11 Games that will engage and challenge your preschoolers
1) Stack Up
Goal of the game: Work with another player to balance 12 blocks before the “Stack Smasher” walks across the game board.
What you should know: Stack up is a cooperative game, which means players work together not against each other to win. It also has 3 game variations that increase in difficulty.
Skills it works on: Teamwork, eye-hand coordination, grading pressure, problem-solving, following directions, and perseverance.
Goal of the game: Collect 6 penguins by matching the colors on the dice to the eggs hiding under the penguins.
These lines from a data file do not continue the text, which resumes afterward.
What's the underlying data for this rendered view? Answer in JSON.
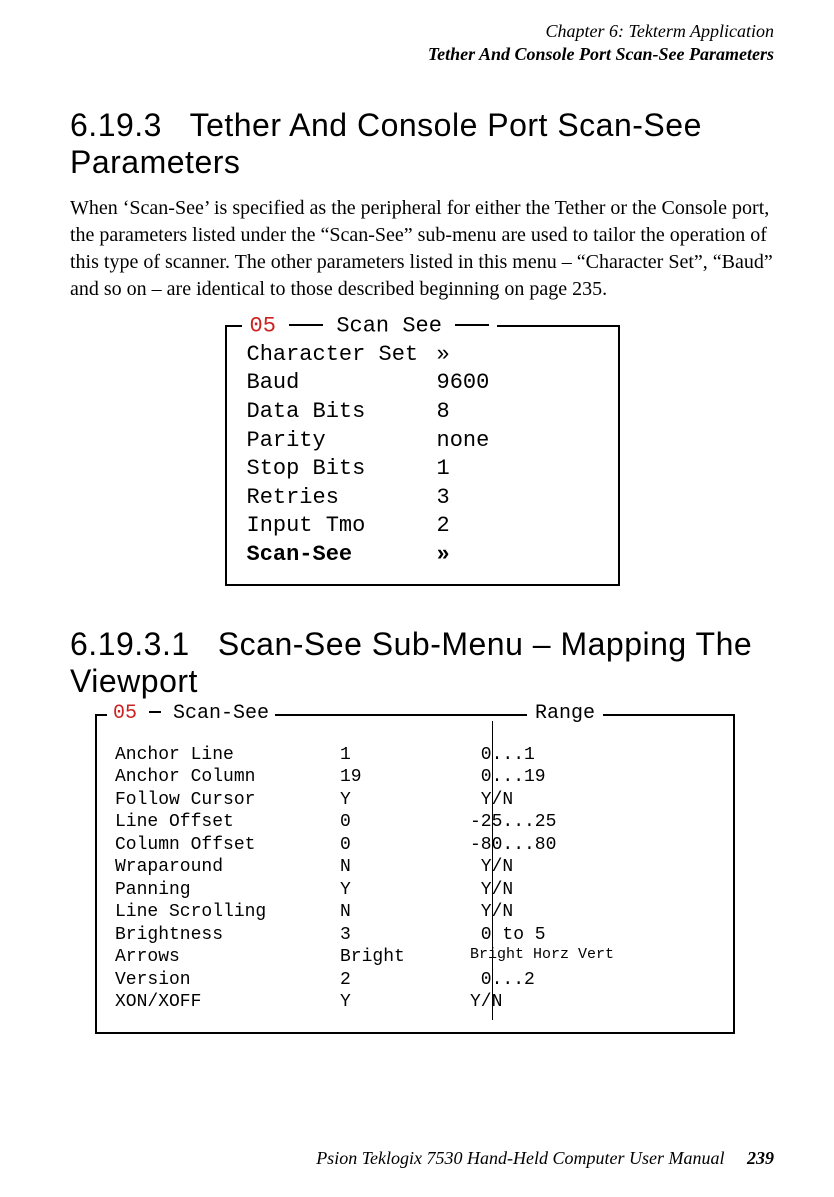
{
  "header": {
    "line1": "Chapter 6: Tekterm Application",
    "line2": "Tether And Console Port Scan-See Parameters"
  },
  "section1": {
    "number": "6.19.3",
    "title": "Tether And Console Port Scan-See Parameters",
    "body": "When ‘Scan-See’ is specified as the peripheral for either the Tether or the Console port, the parameters listed under the “Scan-See” sub-menu are used to tailor the operation of this type of scanner. The other parameters listed in this menu – “Character Set”, “Baud” and so on – are identical to those described beginning on page 235."
  },
  "menu1": {
    "box_number": "05",
    "box_title": "Scan See",
    "rows": [
      {
        "key": "Character Set",
        "val": "»",
        "bold": false
      },
      {
        "key": "Baud",
        "val": "9600",
        "bold": false
      },
      {
        "key": "Data Bits",
        "val": "8",
        "bold": false
      },
      {
        "key": "Parity",
        "val": "none",
        "bold": false
      },
      {
        "key": "Stop Bits",
        "val": "1",
        "bold": false
      },
      {
        "key": "Retries",
        "val": "3",
        "bold": false
      },
      {
        "key": "Input Tmo",
        "val": "2",
        "bold": false
      },
      {
        "key": "Scan-See",
        "val": "»",
        "bold": true
      }
    ]
  },
  "section2": {
    "number": "6.19.3.1",
    "title": "Scan-See Sub-Menu – Mapping The Viewport"
  },
  "menu2": {
    "box_number": "05",
    "box_title": "Scan-See",
    "right_label": "Range",
    "rows": [
      {
        "key": "Anchor Line",
        "val": "1",
        "range": " 0...1"
      },
      {
        "key": "Anchor Column",
        "val": "19",
        "range": " 0...19"
      },
      {
        "key": "Follow Cursor",
        "val": "Y",
        "range": " Y/N"
      },
      {
        "key": "Line Offset",
        "val": "0",
        "range": "-25...25"
      },
      {
        "key": "Column Offset",
        "val": "0",
        "range": "-80...80"
      },
      {
        "key": "Wraparound",
        "val": "N",
        "range": " Y/N"
      },
      {
        "key": "Panning",
        "val": "Y",
        "range": " Y/N"
      },
      {
        "key": "Line Scrolling",
        "val": "N",
        "range": " Y/N"
      },
      {
        "key": "Brightness",
        "val": "3",
        "range": " 0 to 5"
      },
      {
        "key": "Arrows",
        "val": "Bright",
        "range": "Bright Horz Vert",
        "range_small": true
      },
      {
        "key": "Version",
        "val": "2",
        "range": " 0...2"
      },
      {
        "key": "XON/XOFF",
        "val": "Y",
        "range": "Y/N"
      }
    ]
  },
  "footer": {
    "text": "Psion Teklogix 7530 Hand-Held Computer User Manual",
    "page": "239"
  },
  "colors": {
    "accent_number": "#cc2222",
    "text": "#000000",
    "background": "#ffffff"
  }
}
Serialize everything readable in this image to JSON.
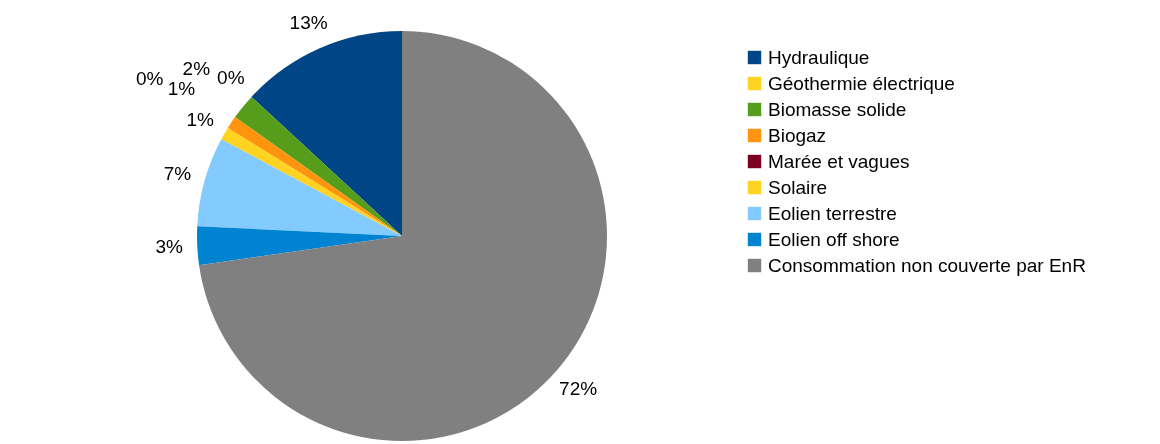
{
  "chart_data": {
    "type": "pie",
    "categories": [
      "Hydraulique",
      "Géothermie électrique",
      "Biomasse solide",
      "Biogaz",
      "Marée et vagues",
      "Solaire",
      "Eolien terrestre",
      "Eolien off shore",
      "Consommation non couverte par EnR"
    ],
    "values": [
      13,
      0,
      2,
      1,
      0,
      1,
      7,
      3,
      72
    ],
    "value_labels": [
      "13%",
      "0%",
      "2%",
      "1%",
      "0%",
      "1%",
      "7%",
      "3%",
      "72%"
    ],
    "colors": [
      "#004586",
      "#ffd320",
      "#579d1c",
      "#ff950e",
      "#7e0021",
      "#ffd320",
      "#83caff",
      "#0084d1",
      "#808080"
    ],
    "legend": "right"
  }
}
What you should know: Pengoloo will challenge visual and working memory.
Skills it works on: Counting, color recognition, matching, following directions, turn-taking, and memory.
3) Alphabet Island
Goal of the game: Race to collect the most matches by matching letters or sounds (depending on your game of choice).
What you should know: Alphabet Island is a simple board game that focuses on matching letters and sounds. It’s a lot of fun for everyone, and is especially beneficial for kid’s who need additional help learning letters.
Skills it works on: Vocabulary, letter recognition, letter sounds, matching, reaction time, following directions, and attention.
4) Zingo 1-2-3
Goal of the game: Be the first player to cover the entire game card by matching all the numbers picked to the numbers on your card.
What you should know: Number Bingo is one variation of the favorite Zingo games. Each game focuses on a different skill (sight words, three letter words, etc.). This number game comes with double-sided cards with 1:1 correspondence on one side and basic addition on the other.
Skills it works on: Number recognition, counting, reaction time, addition, fine motor skills.
5) Silly Street
Goal of the game: Complete different challenges to earn points and reach the end of Silly Street. Some challenges are silly, some are tricky, and all address different aspects of development.
You should know: The Silly Street board game is a large 8 piece interlocking puzzle that kids first have to put together to set up the game.
Skills it works on: Creativity, turn-taking, problem-solving, communication, dramatic play, and self-confidence.
6) Pancake Pile-Up!
Goal of the game: Complete a pancake order by by sequencing and stacking the pancakes as the order shows.
What you should know: Pancake Pile-Up! is a relay race game that gets kids up and moving.
Skills it works on: Balance, coordination, visual perception, sequencing, following directions, teamwork, and concentration.
7) Shelby’s Snack Shack Game
Goal of the game: Spin the spinner and collect the most doggie bones to add to your doggie bowl.
You should know: Shelby’s Snack Shack is my favorite game from the Educational Insight’s fantastic line of squeezer games. This one is focuses on early math skills. It is recommended for ages 4 and up.
Skills it works on: Number recognition, counting, turn-taking, following directions, and fine motor skills.
8) Jumping Jack
Goal of the game: Collect more carrots than your opponent or catch Jack when he jumps up to win the game.
What you should know: Jumping Jack is probably my favorite preschool game of all time (the kids seem to enjoy it as well;). The anticipation of waiting for Jack to jump keeps kids super engaged, alert, and focused, and the rules are easy to learn.
Skills it works on: Turn-taking, following directions, counting, reaction time, fine motor, and patience.
9) Feed Fuzzy
Goal of the game: Feed all the acorns to Fuzzy before your opponent.
What you should know: Feed Fuzzy is a super cute game with easy to learn rules that will keep your child engaged and learning.
Skills it works on: Color and number recognition, counting, following directions, turn-taking, fine motor skills, bilateral coordination.
10) Eye-Spy Eagle Eye
Goal of the game: Find a picture on your game board that matches a picture on card drawn, and ring the bell before your opponent.
What you should know: I Spy Eagle Eye is fun for kids of all ages and even adults. It comes with 4 double sided board games and 30 double-sided cards.
Skills it works on: Visual discrimination, attention, perception, reaction time, following directions, and perseverance.
11) Charades for Kids
Goal of the game: Act out the words on the cards that you draw. The player who guesses correctly 3 times (only 1 guess allowed per turn) wins the game.
What you should know: Charades for Kids is designed for 3 or more players (but you can modify). No reading is required for one variation of the game.
Skills it works on: Vocabulary, imagination, creativity, problem-solving, planning, self-confidence.